How to create multiple flow files from one incoming flow files in nifi using ExecuteScript with python

1.5k Views Asked by At

Running locally, this works exactly how I want it to (has one incoming flow file with many different codes in position 7-10 and outputs 1 file per unique code) For example if record 1-5 has 1234 in positions 7-10, and record 6 has 2345 in position 7-10, and record 7 has 1234 in positions 7-10, then there would be one file called 1234_file.txt with rows 1-5 and 7 and a second file 2345_file.txt would have row 6 from the input file:

f = open("test_comp.txt", "r")
for x in f:
    comp = x[6:10]
    print(comp)
    n = open(comp+"_file.txt","a")
    n.write(x)
    n.close()
f.close()

In nifi, I am trying this:

from org.apache.commons.io import IOUtils
from java.nio.charset import StandardCharsets
from org.apache.nifi.processor.io import StreamCallback

class PyStreamCallback(StreamCallback):
  def __init__(self):
        pass
  def process(self, inputStream, outputStream):
    f = open(inputStream, 'r')
    for x in f:
        comp = x[6:10]
        print("comp: ",comp)
        newFile = open(comp+"_file.txt","a")
        newFile.write(x)


flowFile = session.get()
if (flowFile != None):
    flowFile = session.write(flowFile, PyStreamCallback())
    session.transfer(flowFile, REL_SUCCESS)
session.commit()

It seems to be getting the input and correctly storing comp as position 7-10 as expected, but I'm not getting multiple flow files out (for each unique string in x[6:10]. And the flow file coming out is 1 zero byte file.

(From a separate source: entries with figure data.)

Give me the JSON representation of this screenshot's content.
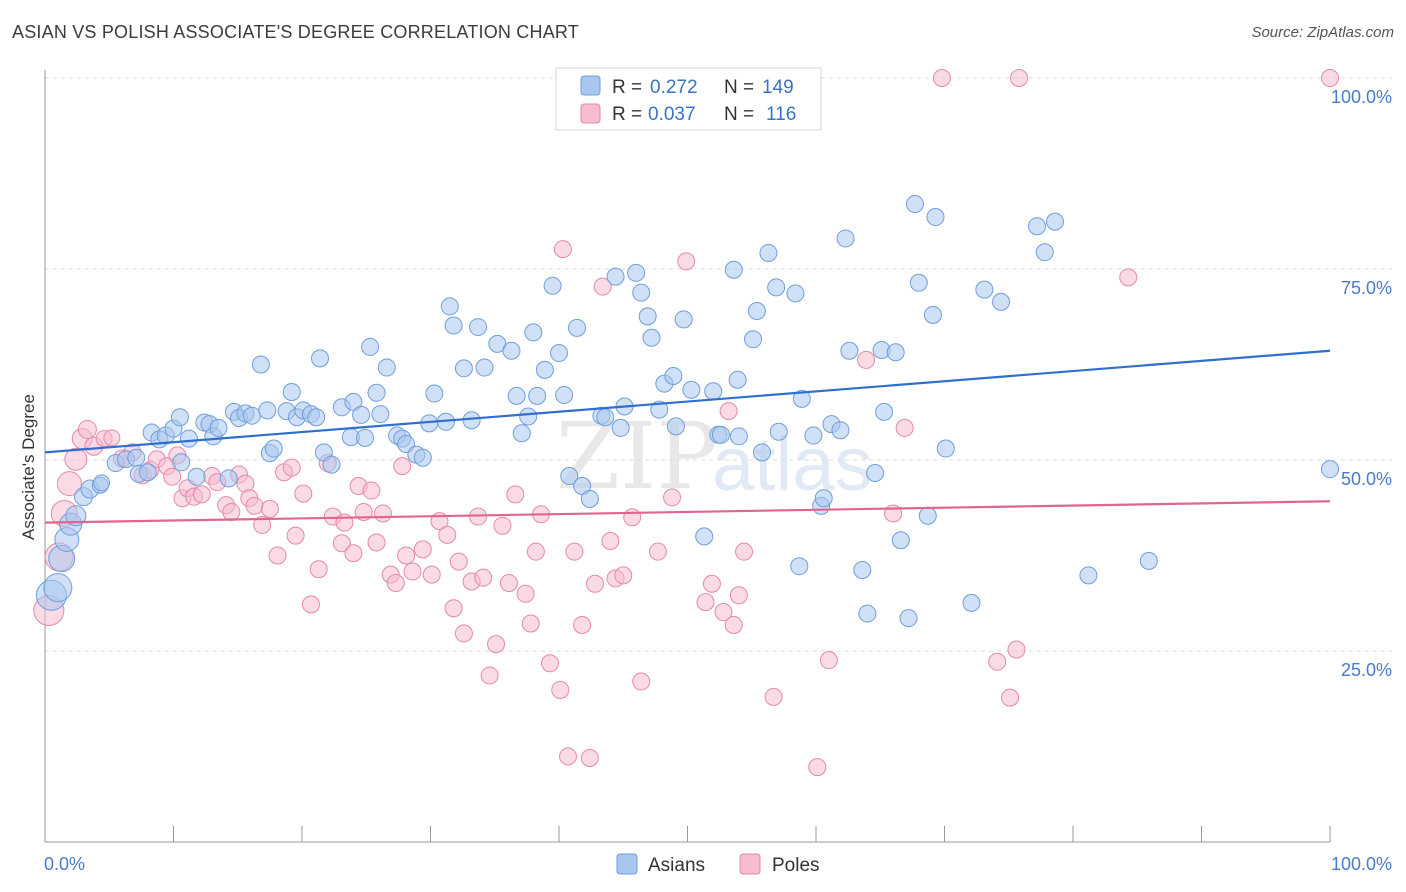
{
  "title": "ASIAN VS POLISH ASSOCIATE'S DEGREE CORRELATION CHART",
  "source": "Source: ZipAtlas.com",
  "watermark": {
    "zip": "ZIP",
    "atlas": "atlas"
  },
  "legend": {
    "asians": {
      "r_label": "R =",
      "r_value": "0.272",
      "n_label": "N =",
      "n_value": "149"
    },
    "poles": {
      "r_label": "R =",
      "r_value": "0.037",
      "n_label": "N =",
      "n_value": "116"
    }
  },
  "colors": {
    "asians_fill": "#a9c6ee",
    "asians_stroke": "#6f9fdc",
    "asians_line": "#2f6fce",
    "poles_fill": "#f6bcd0",
    "poles_stroke": "#e58aaa",
    "poles_line": "#e0668f",
    "grid": "#dedede",
    "axis": "#999999"
  },
  "chart_data": {
    "type": "scatter",
    "title": "ASIAN VS POLISH ASSOCIATE'S DEGREE CORRELATION CHART",
    "xlabel": "",
    "ylabel": "Associate's Degree",
    "xlim": [
      0,
      100
    ],
    "ylim": [
      0,
      102
    ],
    "x_tick_labels": [
      "0.0%",
      "100.0%"
    ],
    "y_ticks": [
      {
        "value": 25,
        "label": "25.0%"
      },
      {
        "value": 50,
        "label": "50.0%"
      },
      {
        "value": 75,
        "label": "75.0%"
      },
      {
        "value": 100,
        "label": "100.0%"
      }
    ],
    "grid": "horizontal dashed",
    "legend_bottom": [
      "Asians",
      "Poles"
    ],
    "series": [
      {
        "name": "Asians",
        "trend": {
          "x": [
            0,
            100
          ],
          "y": [
            51.0,
            64.3
          ]
        },
        "points": [
          [
            0.5,
            32.3
          ],
          [
            1.0,
            33.3
          ],
          [
            1.3,
            37.1
          ],
          [
            1.7,
            39.6
          ],
          [
            2.0,
            41.6
          ],
          [
            2.4,
            42.7
          ],
          [
            3.0,
            45.2
          ],
          [
            3.5,
            46.2
          ],
          [
            4.3,
            46.7
          ],
          [
            4.4,
            47.0
          ],
          [
            5.5,
            49.6
          ],
          [
            6.3,
            50.1
          ],
          [
            7.1,
            50.3
          ],
          [
            7.3,
            48.2
          ],
          [
            8.0,
            48.4
          ],
          [
            8.3,
            53.6
          ],
          [
            8.9,
            52.7
          ],
          [
            9.4,
            53.2
          ],
          [
            10.0,
            54.1
          ],
          [
            10.5,
            55.6
          ],
          [
            10.6,
            49.7
          ],
          [
            11.2,
            52.8
          ],
          [
            11.8,
            47.8
          ],
          [
            12.4,
            54.9
          ],
          [
            12.8,
            54.7
          ],
          [
            13.1,
            53.1
          ],
          [
            13.5,
            54.2
          ],
          [
            14.3,
            47.6
          ],
          [
            14.7,
            56.3
          ],
          [
            15.1,
            55.5
          ],
          [
            15.6,
            56.1
          ],
          [
            16.1,
            55.8
          ],
          [
            16.8,
            62.5
          ],
          [
            17.3,
            56.5
          ],
          [
            17.5,
            50.9
          ],
          [
            17.8,
            51.5
          ],
          [
            18.8,
            56.4
          ],
          [
            19.2,
            58.9
          ],
          [
            19.6,
            55.6
          ],
          [
            20.1,
            56.5
          ],
          [
            20.7,
            56.0
          ],
          [
            21.1,
            55.6
          ],
          [
            21.4,
            63.3
          ],
          [
            21.7,
            51.0
          ],
          [
            22.3,
            49.4
          ],
          [
            23.1,
            56.9
          ],
          [
            23.8,
            53.0
          ],
          [
            24.0,
            57.6
          ],
          [
            24.6,
            55.9
          ],
          [
            24.9,
            52.9
          ],
          [
            25.3,
            64.8
          ],
          [
            25.8,
            58.8
          ],
          [
            26.1,
            56.0
          ],
          [
            26.6,
            62.1
          ],
          [
            27.4,
            53.2
          ],
          [
            27.8,
            52.8
          ],
          [
            28.1,
            52.1
          ],
          [
            28.9,
            50.7
          ],
          [
            29.4,
            50.3
          ],
          [
            29.9,
            54.8
          ],
          [
            30.3,
            58.7
          ],
          [
            31.2,
            55.0
          ],
          [
            31.5,
            70.1
          ],
          [
            31.8,
            67.6
          ],
          [
            32.6,
            62.0
          ],
          [
            33.2,
            55.2
          ],
          [
            33.7,
            67.4
          ],
          [
            34.2,
            62.1
          ],
          [
            35.2,
            65.2
          ],
          [
            36.3,
            64.3
          ],
          [
            36.7,
            58.4
          ],
          [
            37.1,
            53.5
          ],
          [
            37.6,
            55.7
          ],
          [
            38.0,
            66.7
          ],
          [
            38.3,
            58.4
          ],
          [
            38.9,
            61.8
          ],
          [
            39.5,
            72.8
          ],
          [
            40.0,
            64.0
          ],
          [
            40.4,
            58.5
          ],
          [
            40.8,
            47.9
          ],
          [
            41.4,
            67.3
          ],
          [
            41.8,
            46.6
          ],
          [
            42.4,
            44.9
          ],
          [
            43.3,
            55.8
          ],
          [
            43.6,
            55.6
          ],
          [
            44.4,
            74.0
          ],
          [
            44.8,
            54.2
          ],
          [
            45.1,
            57.0
          ],
          [
            46.0,
            74.5
          ],
          [
            46.4,
            71.9
          ],
          [
            46.9,
            68.8
          ],
          [
            47.2,
            66.0
          ],
          [
            47.8,
            56.6
          ],
          [
            48.2,
            60.0
          ],
          [
            48.9,
            61.0
          ],
          [
            49.1,
            54.4
          ],
          [
            49.7,
            68.4
          ],
          [
            50.3,
            59.2
          ],
          [
            51.3,
            40.0
          ],
          [
            52.0,
            59.0
          ],
          [
            52.4,
            53.3
          ],
          [
            52.6,
            53.3
          ],
          [
            53.6,
            74.9
          ],
          [
            53.9,
            60.5
          ],
          [
            54.0,
            53.1
          ],
          [
            55.1,
            65.8
          ],
          [
            55.4,
            69.5
          ],
          [
            55.8,
            51.0
          ],
          [
            56.3,
            77.1
          ],
          [
            56.9,
            72.6
          ],
          [
            57.1,
            53.7
          ],
          [
            58.4,
            71.8
          ],
          [
            58.7,
            36.1
          ],
          [
            58.9,
            58.0
          ],
          [
            59.8,
            53.2
          ],
          [
            60.4,
            44.0
          ],
          [
            60.6,
            45.0
          ],
          [
            61.2,
            54.7
          ],
          [
            61.9,
            53.9
          ],
          [
            62.3,
            79.0
          ],
          [
            62.6,
            64.3
          ],
          [
            63.6,
            35.6
          ],
          [
            64.0,
            29.9
          ],
          [
            64.6,
            48.3
          ],
          [
            65.1,
            64.4
          ],
          [
            65.3,
            56.3
          ],
          [
            66.2,
            64.1
          ],
          [
            66.6,
            39.5
          ],
          [
            67.2,
            29.3
          ],
          [
            67.7,
            83.5
          ],
          [
            68.0,
            73.2
          ],
          [
            68.7,
            42.7
          ],
          [
            69.1,
            69.0
          ],
          [
            69.3,
            81.8
          ],
          [
            70.1,
            51.5
          ],
          [
            72.1,
            31.3
          ],
          [
            73.1,
            72.3
          ],
          [
            74.4,
            70.7
          ],
          [
            77.2,
            80.6
          ],
          [
            77.8,
            77.2
          ],
          [
            78.6,
            81.2
          ],
          [
            81.2,
            34.9
          ],
          [
            85.9,
            36.8
          ],
          [
            100.0,
            48.8
          ]
        ],
        "sizes_large_first": [
          30,
          28,
          26,
          24,
          22,
          20,
          18,
          18,
          16,
          16
        ]
      },
      {
        "name": "Poles",
        "trend": {
          "x": [
            0,
            100
          ],
          "y": [
            41.8,
            44.6
          ]
        },
        "points": [
          [
            0.3,
            30.3
          ],
          [
            1.1,
            37.3
          ],
          [
            1.5,
            43.0
          ],
          [
            1.9,
            46.9
          ],
          [
            2.4,
            50.1
          ],
          [
            2.9,
            52.8
          ],
          [
            3.3,
            54.0
          ],
          [
            3.8,
            51.8
          ],
          [
            4.6,
            52.8
          ],
          [
            5.2,
            52.9
          ],
          [
            6.0,
            50.2
          ],
          [
            6.8,
            51.0
          ],
          [
            7.6,
            48.0
          ],
          [
            8.2,
            48.7
          ],
          [
            8.7,
            50.1
          ],
          [
            9.5,
            49.2
          ],
          [
            9.9,
            47.8
          ],
          [
            10.3,
            50.6
          ],
          [
            10.7,
            45.0
          ],
          [
            11.1,
            46.3
          ],
          [
            11.6,
            45.2
          ],
          [
            12.2,
            45.5
          ],
          [
            13.0,
            47.9
          ],
          [
            13.4,
            47.1
          ],
          [
            14.1,
            44.1
          ],
          [
            14.5,
            43.2
          ],
          [
            15.1,
            48.1
          ],
          [
            15.6,
            46.9
          ],
          [
            15.9,
            45.0
          ],
          [
            16.3,
            44.0
          ],
          [
            16.9,
            41.5
          ],
          [
            17.5,
            43.6
          ],
          [
            18.1,
            37.5
          ],
          [
            18.6,
            48.4
          ],
          [
            19.2,
            49.0
          ],
          [
            19.5,
            40.1
          ],
          [
            20.1,
            45.6
          ],
          [
            20.7,
            31.1
          ],
          [
            21.3,
            35.7
          ],
          [
            22.0,
            49.6
          ],
          [
            22.4,
            42.6
          ],
          [
            23.1,
            39.1
          ],
          [
            23.3,
            41.8
          ],
          [
            24.0,
            37.8
          ],
          [
            24.4,
            46.6
          ],
          [
            24.8,
            43.2
          ],
          [
            25.4,
            46.0
          ],
          [
            25.8,
            39.2
          ],
          [
            26.3,
            43.0
          ],
          [
            26.9,
            35.0
          ],
          [
            27.3,
            33.9
          ],
          [
            27.8,
            49.2
          ],
          [
            28.1,
            37.5
          ],
          [
            28.6,
            35.4
          ],
          [
            29.4,
            38.3
          ],
          [
            30.1,
            35.0
          ],
          [
            30.7,
            42.0
          ],
          [
            31.3,
            40.2
          ],
          [
            31.8,
            30.6
          ],
          [
            32.2,
            36.7
          ],
          [
            32.6,
            27.3
          ],
          [
            33.2,
            34.1
          ],
          [
            33.7,
            42.6
          ],
          [
            34.1,
            34.6
          ],
          [
            34.6,
            21.8
          ],
          [
            35.1,
            25.9
          ],
          [
            35.6,
            41.4
          ],
          [
            36.1,
            33.9
          ],
          [
            36.6,
            45.5
          ],
          [
            37.4,
            32.5
          ],
          [
            37.8,
            28.6
          ],
          [
            38.2,
            38.0
          ],
          [
            38.6,
            42.9
          ],
          [
            39.3,
            23.4
          ],
          [
            40.1,
            19.9
          ],
          [
            40.3,
            77.6
          ],
          [
            40.7,
            11.2
          ],
          [
            41.2,
            38.0
          ],
          [
            41.8,
            28.4
          ],
          [
            42.4,
            11.0
          ],
          [
            42.8,
            33.8
          ],
          [
            43.4,
            72.7
          ],
          [
            44.0,
            39.4
          ],
          [
            44.4,
            34.5
          ],
          [
            45.0,
            34.9
          ],
          [
            45.7,
            42.5
          ],
          [
            46.4,
            21.0
          ],
          [
            47.7,
            38.0
          ],
          [
            48.8,
            45.1
          ],
          [
            49.9,
            76.0
          ],
          [
            51.4,
            31.4
          ],
          [
            51.9,
            33.8
          ],
          [
            52.8,
            30.1
          ],
          [
            53.2,
            56.4
          ],
          [
            53.6,
            28.4
          ],
          [
            54.0,
            32.3
          ],
          [
            54.4,
            38.0
          ],
          [
            56.7,
            19.0
          ],
          [
            60.1,
            9.8
          ],
          [
            61.0,
            23.8
          ],
          [
            63.9,
            63.1
          ],
          [
            66.0,
            43.0
          ],
          [
            66.9,
            54.2
          ],
          [
            69.8,
            100.0
          ],
          [
            74.1,
            23.6
          ],
          [
            75.1,
            18.9
          ],
          [
            75.6,
            25.2
          ],
          [
            75.8,
            100.0
          ],
          [
            84.3,
            73.9
          ],
          [
            100.0,
            100.0
          ]
        ],
        "sizes_large_first": [
          30,
          28,
          26,
          24,
          22,
          20,
          18,
          18,
          16,
          16
        ]
      }
    ]
  }
}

Any thoughts on what I'm missing??

1

There are 1 best solutions below

5
On

You are writing directly to files on your file system rather than flowfiles which are objects within the NiFi ecosystem. I'd suggest reading the Apache NiFi Developer's Guide for context around those patterns and looking at some Python ExecuteScript examples to see the relevant Python code.

Rather than write a single flowfile out, you'll need to create multiple flowfile objects, map the data to them, and then transfer all of them to the respective relationship.

Is there a reason you need to use custom Python code to do this rather than the SplitRecord and/or PartitionRecord processors? I think PartitionRecord would solve the problem you've described very easily.